My new motto is “let the universe know what you need, then she will decide what you get”. I “found” 3 cast iron decorative candle holders in the recycling depot, I will use as vase holders in the Pioneer Cemetery where my dad is. It is very windy and the cast iron will keep the vases from tipping.
I found a full garbage bag of bottles to return. It was on a random highway on my way to the coast. It ended up being $19.10 worth!
I picked up a sweet twin bed frame that is going to become a bench for the mudroom w/boot storage.
I put out free veggie starts that the neighbors didn’t want and one of the field workers at a nearby farm took them and then brought back the pots a few days later.
So heartening to read the recipient brought back the pots. Keeps my faith that there are more good people out there than we think alive and well.
Do I spy an avocado seedling in the mix?
You do, good eye!
Few people put a free sign on their curbside trash around here, but once I was walking the dog early one morning, and 2 blocks over, I saw a brass headboard. Thinking it was for a twin bed, I picked it up and carried it home. I waited a few weeks and then took it to a consignment furniture store. They said it was a king-size headboard and they were thrilled to get it.
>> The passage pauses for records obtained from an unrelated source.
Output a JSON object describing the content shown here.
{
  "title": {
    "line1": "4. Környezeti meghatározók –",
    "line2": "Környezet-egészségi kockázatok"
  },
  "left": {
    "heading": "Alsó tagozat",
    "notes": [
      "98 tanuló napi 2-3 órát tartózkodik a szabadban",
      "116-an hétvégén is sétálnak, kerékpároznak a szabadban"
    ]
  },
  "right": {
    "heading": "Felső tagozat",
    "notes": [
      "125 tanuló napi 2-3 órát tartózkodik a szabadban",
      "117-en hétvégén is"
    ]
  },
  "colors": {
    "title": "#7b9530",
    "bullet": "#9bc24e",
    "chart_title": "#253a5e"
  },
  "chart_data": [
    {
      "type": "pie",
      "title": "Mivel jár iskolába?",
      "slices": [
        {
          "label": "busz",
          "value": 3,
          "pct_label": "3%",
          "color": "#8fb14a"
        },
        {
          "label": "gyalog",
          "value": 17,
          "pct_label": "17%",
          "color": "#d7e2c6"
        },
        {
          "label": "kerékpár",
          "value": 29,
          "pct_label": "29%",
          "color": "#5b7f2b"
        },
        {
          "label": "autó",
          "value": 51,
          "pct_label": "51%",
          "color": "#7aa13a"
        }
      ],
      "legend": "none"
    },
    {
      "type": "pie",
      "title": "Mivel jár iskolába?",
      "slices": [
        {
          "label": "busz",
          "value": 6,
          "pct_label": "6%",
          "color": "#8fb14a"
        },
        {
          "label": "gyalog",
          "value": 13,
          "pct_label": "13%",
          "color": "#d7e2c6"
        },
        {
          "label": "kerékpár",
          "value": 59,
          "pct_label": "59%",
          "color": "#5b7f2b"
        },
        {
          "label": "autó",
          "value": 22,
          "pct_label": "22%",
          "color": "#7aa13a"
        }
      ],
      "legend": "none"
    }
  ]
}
I forgot how much money I earned from my half of the proceeds, but it was definitely 100% profit.
When I lived in apartment complexes, I called the trash dumpsters the “big green giving machines.” I regularly checked in and around the dumpsters for anything good. I got books, lamps, furniture, plants, baskets, flowerpots, lampshades, clothes, dishes, shower curtains — you name it! If I couldn’t use it, I passed it along. Again, whenever I sold something (or traded to the used bookstore), I figured I made a 100% profit (in cash or store credits). Around the end of every month, and definitely at the end of every college semester, is the best time to scout items around the apartment dumpsters. The renters move out and they or the cleanup crew toss stuff they’re not taking with them.
I live in a very rural area. Dumpster sites are where the locals dump their trash bags for the county to pick up but there are RULES that if something is still good and useable, one places it outside of the dumpster, usually next to the fence, and then whoever requires or wants that item will pick it up. Our most recent acquirement was a small Disney Planes child guitar which retails for $30 on eBay. My husband, who is a guitarist wanted a second child’s guitar for the grandchildren to play with. He restrung it and tuned it and now we’re just waiting on the grandchildren to go into the music room and discover it. We’ve also brought home Step 2 Playhouse and slide, a Disney Minnie Mouse children’s table and chairs. Last week someone put two lawnmower tires against the fence. I’ve seen so many good things at the dumps in our county. It’s our unofficial Trading Post.
You are such fun grandparents, what lucky kiddos!